As an aside: it's 2023. Why are we only getting the current temperature once an hour? Like it's still the 1800s and someone needs to look at the level of mercury in a thermometer and write it in a log book or something. I suspect that once an hour was practical when electronic thermometers were new, and since then, "that's the way we've always done it."

Another problem is, I wanted to have a weather icon showing at least precipitation and cloud cover. But weather.gov doesn't have cloud cover in their cleaned up API, only in their raw one, and it would have been more work to dig it out. It does provide a way to get a short and long description of the weather, but both appear to be human generated and aren't easy to map to an icon.

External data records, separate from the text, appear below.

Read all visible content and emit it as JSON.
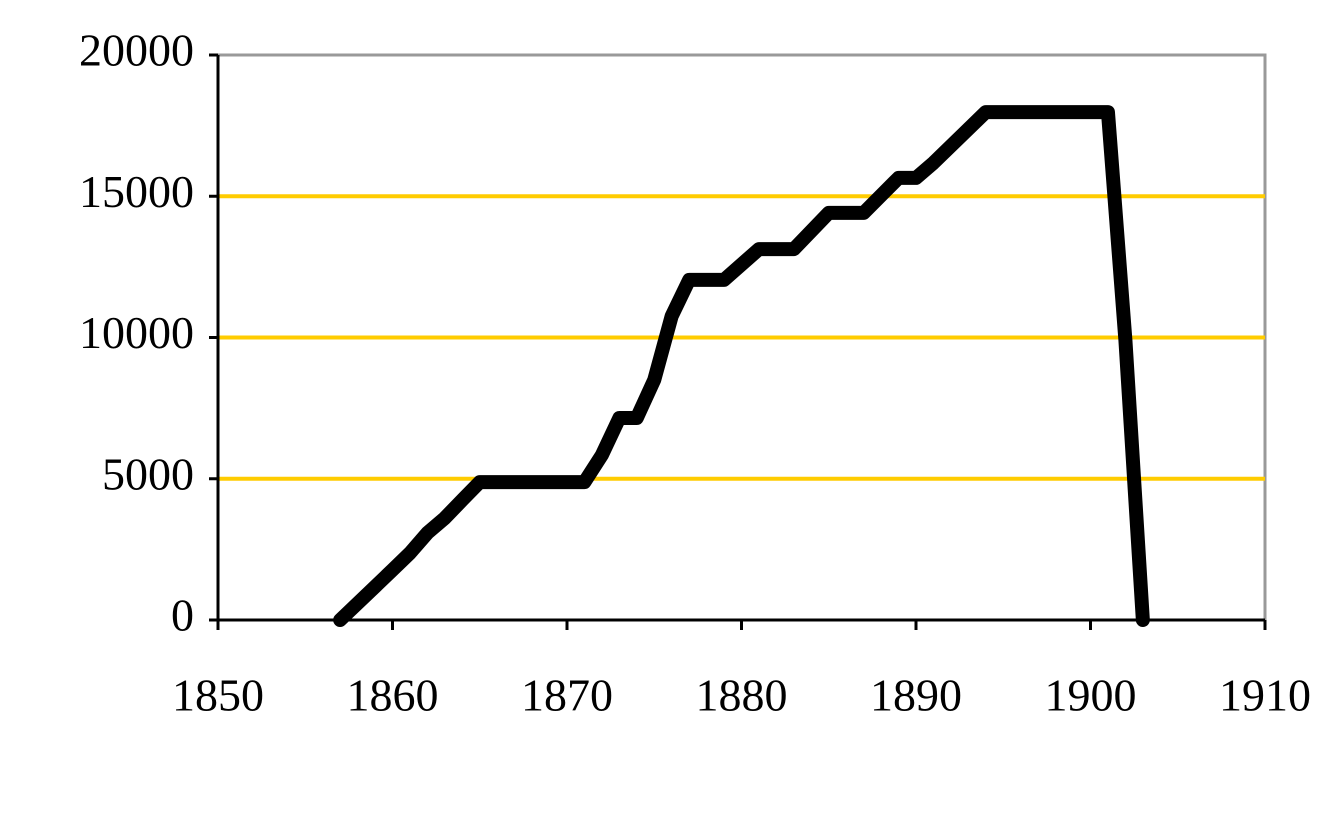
{
  "chart_data": {
    "type": "line",
    "x": [
      1857,
      1860,
      1861,
      1862,
      1863,
      1864,
      1865,
      1871,
      1872,
      1873,
      1874,
      1875,
      1876,
      1877,
      1879,
      1881,
      1883,
      1885,
      1887,
      1889,
      1890,
      1891,
      1894,
      1901,
      1902,
      1903
    ],
    "series": [
      {
        "color": "#000000",
        "values": [
          0,
          1770,
          2370,
          3080,
          3610,
          4250,
          4880,
          4880,
          5840,
          7150,
          7150,
          8500,
          10760,
          12040,
          12040,
          13130,
          13130,
          14410,
          14410,
          15650,
          15650,
          16180,
          17980,
          17980,
          9910,
          0
        ]
      }
    ],
    "xlim": [
      1850,
      1910
    ],
    "xticks": [
      1850,
      1860,
      1870,
      1880,
      1890,
      1900,
      1910
    ],
    "ylim": [
      0,
      20000
    ],
    "yticks": [
      0,
      5000,
      10000,
      15000,
      20000
    ],
    "grid": true,
    "grid_color": "#FFCC00"
  }
}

The biggest problem, however, was how unreliable weather.gov is. It goes down (with DNS entry not found, of all things) or times out fairly often. But what finally convined me to change was it was completely down for a week and a half at the end of December 2023.

So I used OpenWeatherMap's API for the weather and clothing icons. However, it only gives the forecast every 3 hours after the first two days, and the weekly graph looked too chunky that way. There's often a steep increase in temperature in the morning or decrease a night, and that was completely obscured with the 3 hour resoultion. If that doesn't affect your use case, OpenWeatherMap still seems like a good option.

tomorrow.io seemed inaccurate. Two days before a big Nor'easter (snow storm), that was all over the news as a sure thing, it only gave an 80% chance of precipitation, whereas other weather outlets were all saying 100% chance. Also, their slack channel, which they say to use for support, was dead, and what they returned in their results didn't match the documentation.

So I moved to visual crossing. Works well, and I've been happy every since!